A male patient complained that the crown on a central incisor was defective and he demanded to have it replaced. After a detailed examination the dentist agreed the crown was, to some extent, clinically defective. The old crown was removed, impressions taken and colour chosen with the patient's approval. The dentist was surprised when the patient returned some weeks after the crown had been fitted to say that it was unsatisfactory and stated it to be 'defective'. The dentist replaced the crown for a second time but the patient found it again 'defective' and requested a second opinion from a consultant. He confided to the consultant that his family circumstances had changed in that his youngest child had moved into residential care as she was severely disabled. The patient described his daughter as 'defective'. He had always hoped that his daughter would become perfect. It seemed that his wish for a perfect daughter and a perfect crown were synonymous. He remained dissatisfied with his treatment and decided to seek legal advice.

Example 2

Ms L was 28 years old when she presented. She had not been for dental treatment for many years and admitted to being 'terrified'. Many of her teeth were broken and she knew that they needed attention although they were not causing much in the way of discomfort. She felt that something had to be done before her 'front teeth went the same way'. She confided to the dentist and the dental nurse that her new partner had insisted that she have dental treatment. It was as if the option was 'visit the dentist or we finish'. By acknowledging Ms L's felt need for dental care a negotiated treatment was agreed. The treatment outcome was successful.

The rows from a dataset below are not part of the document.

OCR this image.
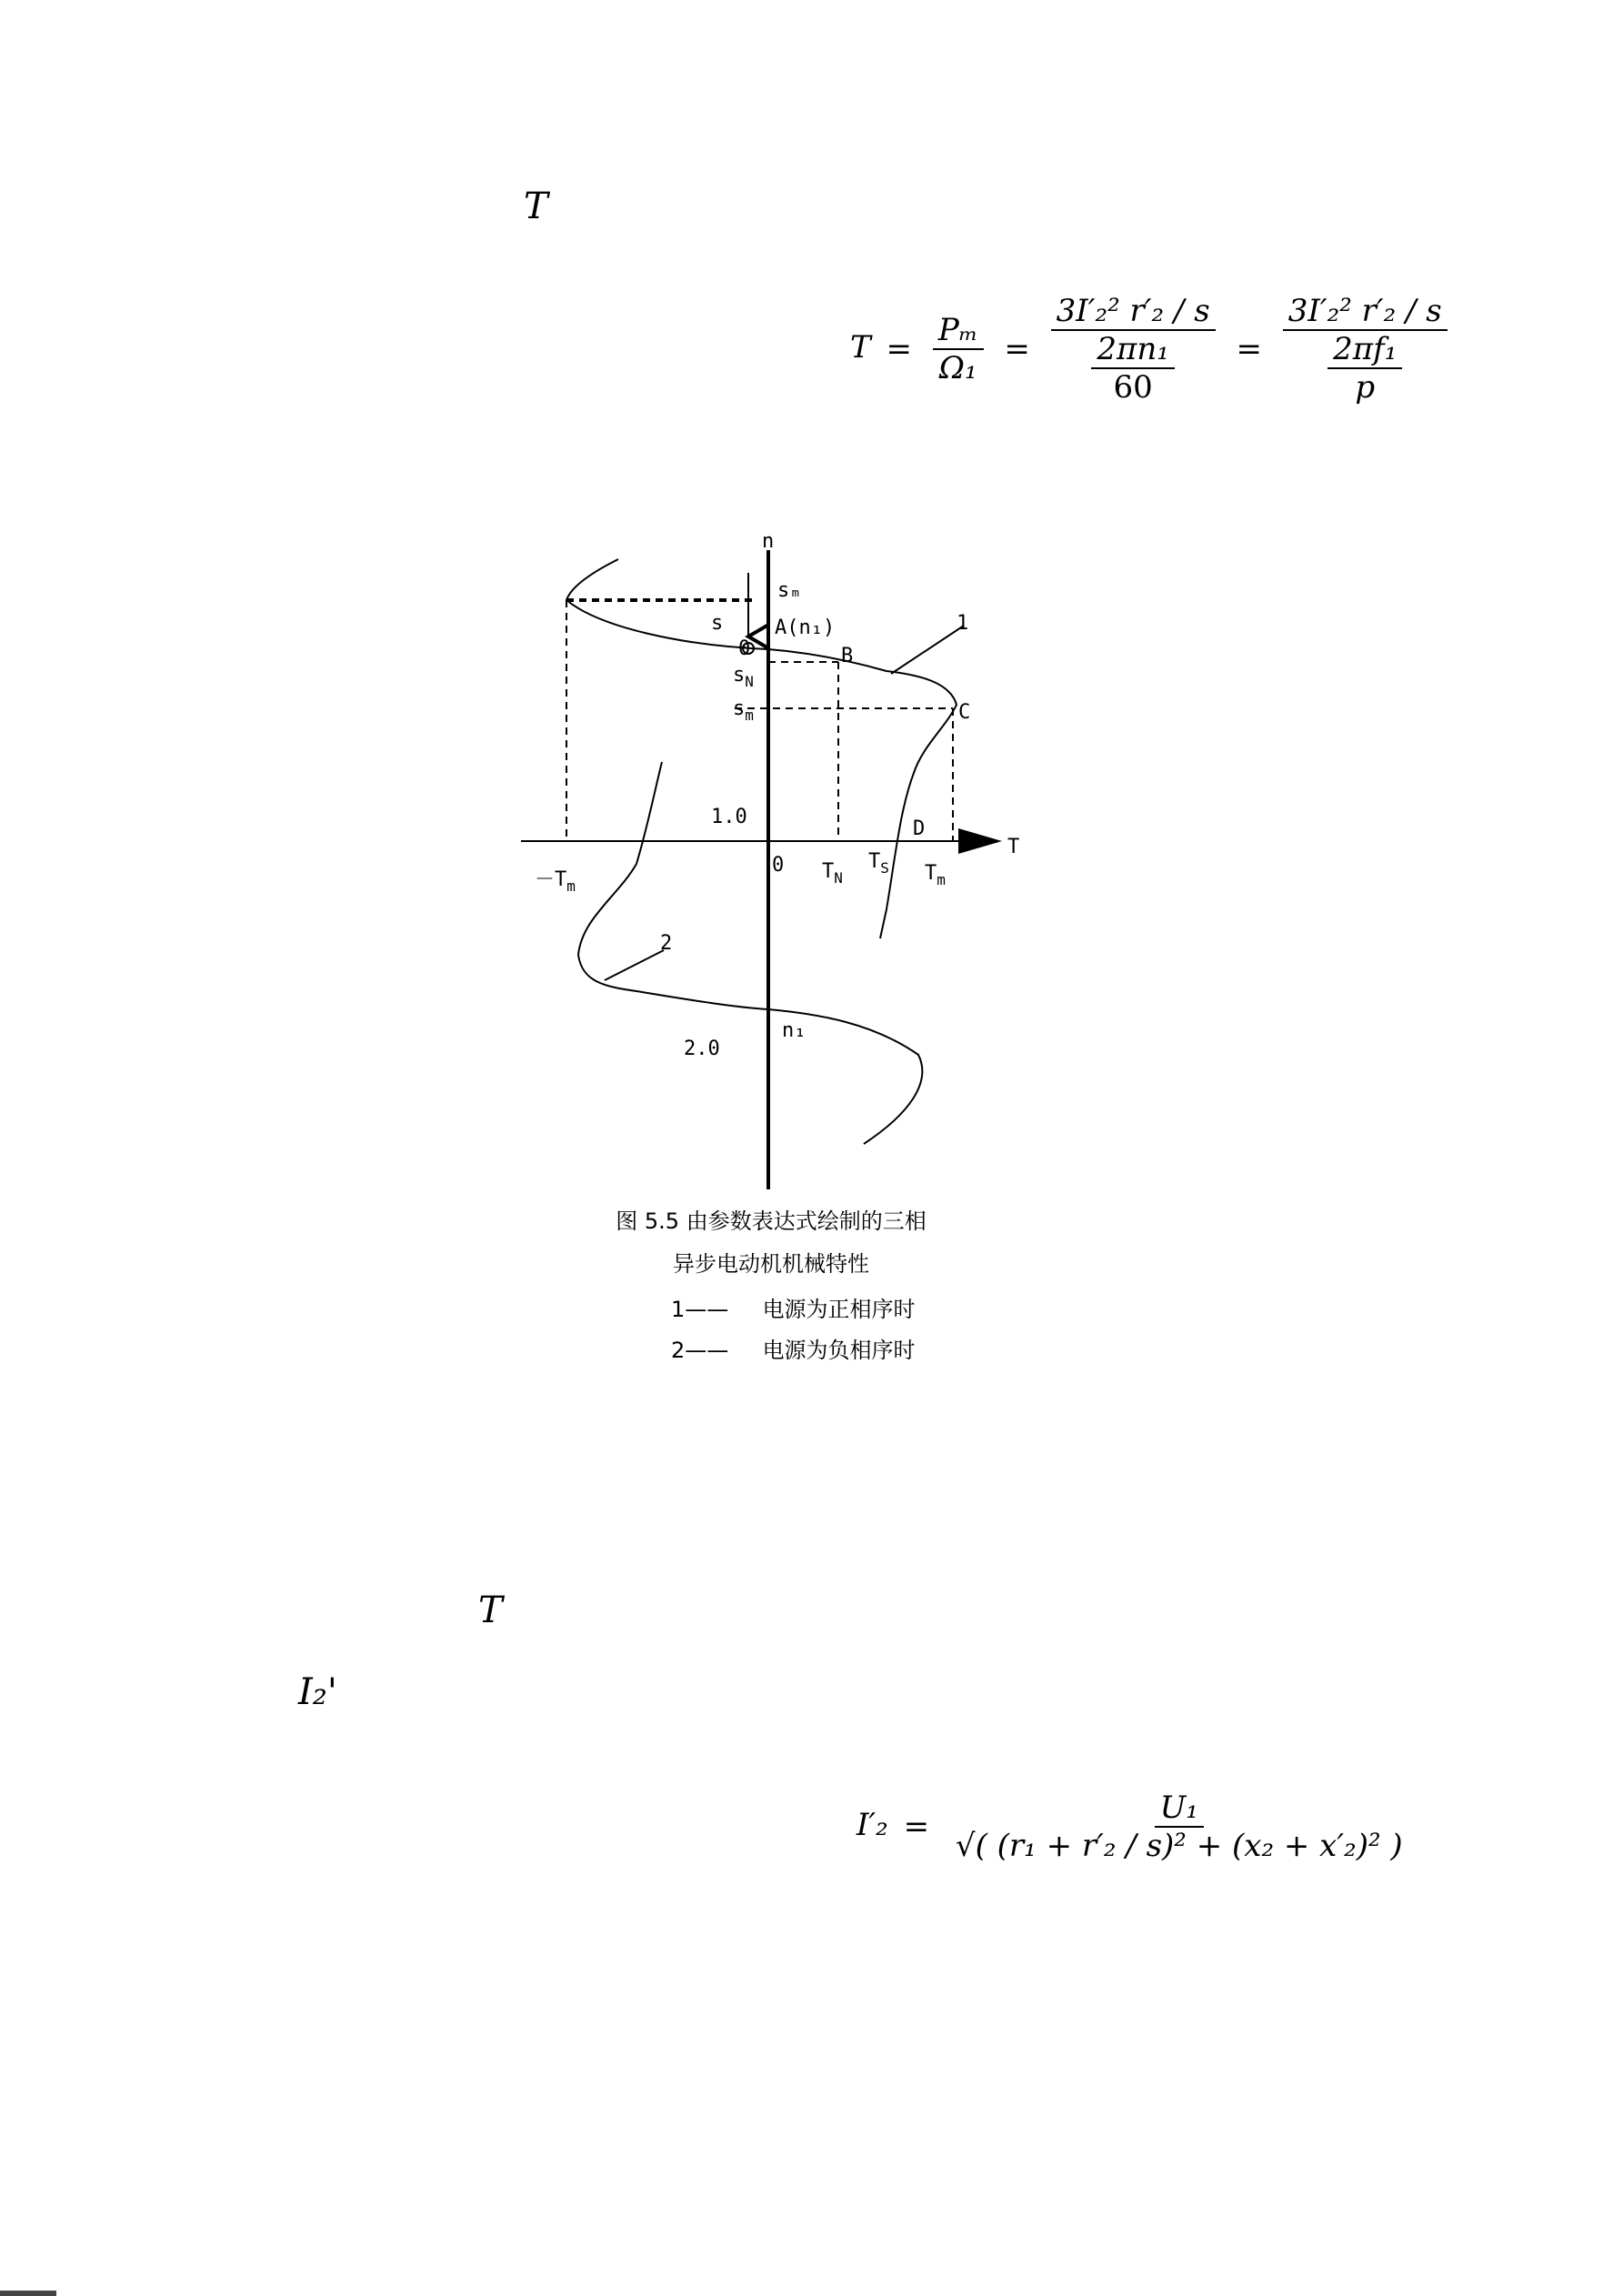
T
$T = \frac{\text{Pₘ}}{\text{Ω₁}} = \frac{\text{3I′₂² r′₂ / s}}{\frac{\text{2πn₁}}{60}} = \frac{\text{3I′₂² r′₂ / s}}{\frac{\text{2πf₁}}{p}}$
n
T
sₘ
s	A(n₁)
0	B
$s_N$
$s_m$	C
1
1.0
D
0 $T_N$
$T_S$ $T_m$
$-T_m$
2
n₁
2.0
图 5.5 由参数表达式绘制的三相
异步电动机机械特性
1—— 电源为正相序时
2—— 电源为负相序时
T
I₂'
$I'_2 = \frac{\text{U₁}}{\text{√( (r₁ + r′₂ / s)² + (x₂ + x′₂)² )}}$
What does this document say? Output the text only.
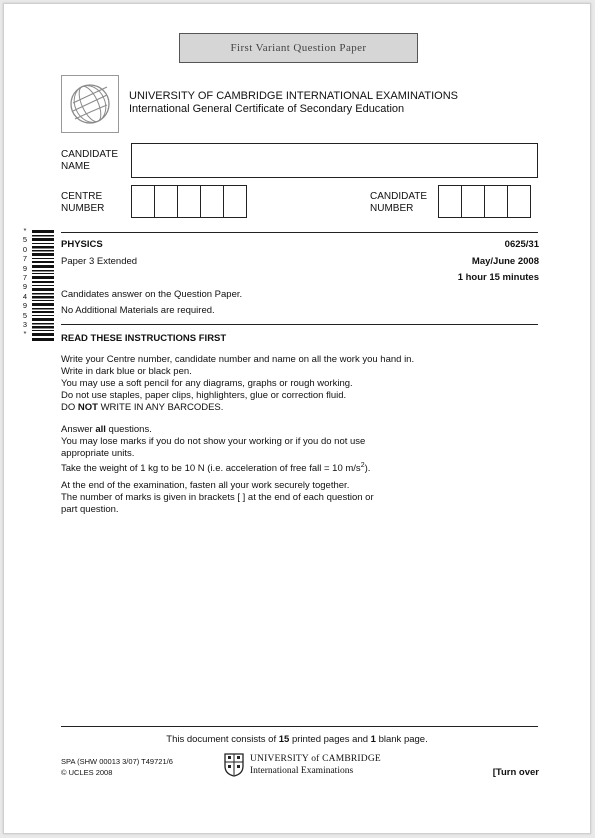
First Variant Question Paper
UNIVERSITY OF CAMBRIDGE INTERNATIONAL EXAMINATIONS
International General Certificate of Secondary Education
CANDIDATE
NAME
CENTRE
NUMBER
CANDIDATE
NUMBER
*
5
0
7
9
7
9
4
9
5
3
*
PHYSICS	0625/31
Paper 3 Extended	May/June 2008
1 hour 15 minutes
Candidates answer on the Question Paper.
No Additional Materials are required.
READ THESE INSTRUCTIONS FIRST
Write your Centre number, candidate number and name on all the work you hand in.
Write in dark blue or black pen.
You may use a soft pencil for any diagrams, graphs or rough working.
Do not use staples, paper clips, highlighters, glue or correction fluid.
DO NOT WRITE IN ANY BARCODES.
Answer all questions.
You may lose marks if you do not show your working or if you do not use
appropriate units.
Take the weight of 1 kg to be 10 N (i.e. acceleration of free fall = 10 $m/s^2$).
At the end of the examination, fasten all your work securely together.
The number of marks is given in brackets [ ] at the end of each question or
part question.
This document consists of 15 printed pages and 1 blank page.
SPA (SHW 00013 3/07) T49721/6
© UCLES 2008
UNIVERSITY of CAMBRIDGE
International Examinations	[Turn over
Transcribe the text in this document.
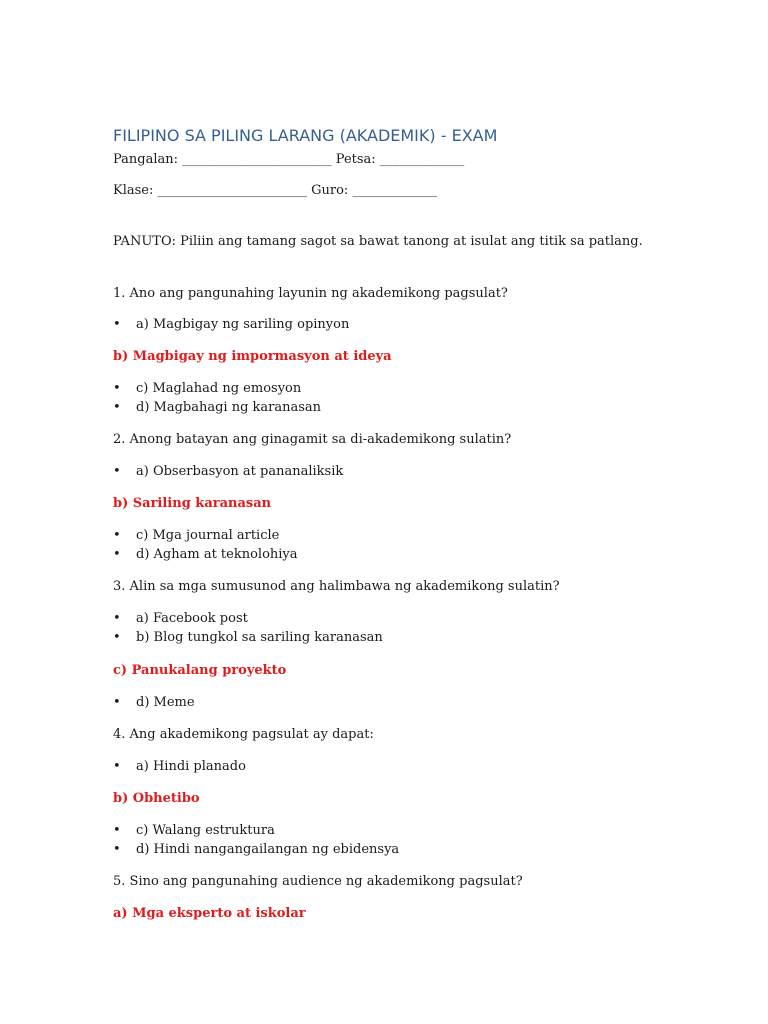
FILIPINO SA PILING LARANG (AKADEMIK) - EXAM
Pangalan: _______________________ Petsa: _____________
Klase: _______________________ Guro: _____________
PANUTO: Piliin ang tamang sagot sa bawat tanong at isulat ang titik sa patlang.
1. Ano ang pangunahing layunin ng akademikong pagsulat?
• a) Magbigay ng sariling opinyon
b) Magbigay ng impormasyon at ideya
• c) Maglahad ng emosyon
• d) Magbahagi ng karanasan
2. Anong batayan ang ginagamit sa di-akademikong sulatin?
• a) Obserbasyon at pananaliksik
b) Sariling karanasan
• c) Mga journal article
• d) Agham at teknolohiya
3. Alin sa mga sumusunod ang halimbawa ng akademikong sulatin?
• a) Facebook post
• b) Blog tungkol sa sariling karanasan
c) Panukalang proyekto
• d) Meme
4. Ang akademikong pagsulat ay dapat:
• a) Hindi planado
b) Obhetibo
• c) Walang estruktura
• d) Hindi nangangailangan ng ebidensya
5. Sino ang pangunahing audience ng akademikong pagsulat?
a) Mga eksperto at iskolar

In the two short examples above the first illustrates that when the normative need is influenced by the patient's demands for care, the patient may remain dissatisfied with the treatment outcome and consider litigation. The second case illustrates how an acknowledgement of the psycho-social influences on the patient's dental health status together with felt and expressed needs can lead to a successful treatment outcome.

Conclusions

The aim of this article was to present some guidance on professional and lay perspectives of the dentist–patient interaction. It would seem that a gulf may potentially exist between the way in which dental health professionals think about oral health and disease compared with their patients. It was suggested that this potential gulf may alter the dynamics of the treatment alliance. For the health professional thoughts about the impact of dental symptoms, how these are translated into accessing care and the need for dental treatment, were based upon clinical and physical dimensions of health, but this is not always so for the patient. From a lay perspective the impact of dental symptoms includes not only physical but also psychological and social dimensions. The means by which oro-facial symptoms are translated into accessing dental care and treatment need are also subjected to psycho-social influences.

Dental health professionals, by acknowledging that differences exist, will be able to maintain the equality of the dentist-patient interaction. By discussing and negotiating preventive regimes and treatment plans they will be able to provide effective dental care.